Julien Harneis, UN Resident Coordinator and Humanitarian Coordinator in Pakistan, called the floods Pakistan’s “biggest challenge” in decades, and has called for “burden-sharing and solidarity” in the aftermath of a “climate-change driven catastrophe.”

The WFP says it has been asked to help in the emergency response, and is working with authorities to offer food assistance in some of the worst-hit regions of Pakistan.

Its aim is to reach nearly half a million people in the badly-hit provinces of Balochistan and Sindh, which include the major cities of Quetta and Karachi. However, flooded streets and communication lines is making the WFP’s task extremely difficult, with food distribution currently on hold. According to the WFP, nearly 800,000 farm animals have perished and two millions acres of crops have been affected by floodwater – leaving millions in very real danger of food insecurity.

Climate change: An inconvenient now?

Harneis has warned that the situation is set to worsen too. There is a real fear that waterborne diseases will begin to spread as sewage pipes release their contents into the streets, and more districts will report damage and malnutrition as communications are re-established.

With this in mind, the UN is lunching a $161 million flash appeal for Pakistan, which will provide “critical food and cash assistance to nearly one million people in districts in Balochistan, Sindh, Punjab and Khyber Pakhtunkhwa provinces.” The UN claims $34 million is needed urgently to scale up the disaster relief efforts.

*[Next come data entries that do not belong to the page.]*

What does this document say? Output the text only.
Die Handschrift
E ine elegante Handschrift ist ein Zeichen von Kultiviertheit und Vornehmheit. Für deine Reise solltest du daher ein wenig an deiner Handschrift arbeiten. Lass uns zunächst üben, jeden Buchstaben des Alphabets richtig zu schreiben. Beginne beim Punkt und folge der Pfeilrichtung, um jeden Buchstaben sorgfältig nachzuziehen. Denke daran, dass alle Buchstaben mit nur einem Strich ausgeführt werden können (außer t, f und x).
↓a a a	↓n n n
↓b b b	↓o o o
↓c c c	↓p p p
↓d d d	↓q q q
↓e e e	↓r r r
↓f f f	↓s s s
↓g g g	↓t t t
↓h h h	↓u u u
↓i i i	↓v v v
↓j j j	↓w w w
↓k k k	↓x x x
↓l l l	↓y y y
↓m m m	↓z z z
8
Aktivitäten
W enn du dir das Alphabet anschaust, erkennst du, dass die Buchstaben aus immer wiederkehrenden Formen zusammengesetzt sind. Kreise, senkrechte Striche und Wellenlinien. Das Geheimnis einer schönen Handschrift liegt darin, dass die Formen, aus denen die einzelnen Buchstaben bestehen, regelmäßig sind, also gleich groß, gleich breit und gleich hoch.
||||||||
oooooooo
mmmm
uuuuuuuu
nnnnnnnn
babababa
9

Pakistan had already faced challenging growing conditions this year, as Chris Kaye, WFP’s Country Director for Pakistan, explained.

“The climate variations in Pakistan this year have just been extraordinary. We had no spring, we went from winter to summer. There was no opportunity for effective germination of quite a lot of the crops that were planted.”

He added: “The crops that were growing all of a sudden shrank and we lost a certain amount of the likely yield.

“And now whatever crops have been harvested and have been stored, so much of that has been washed away … the prognosis is very concerning.”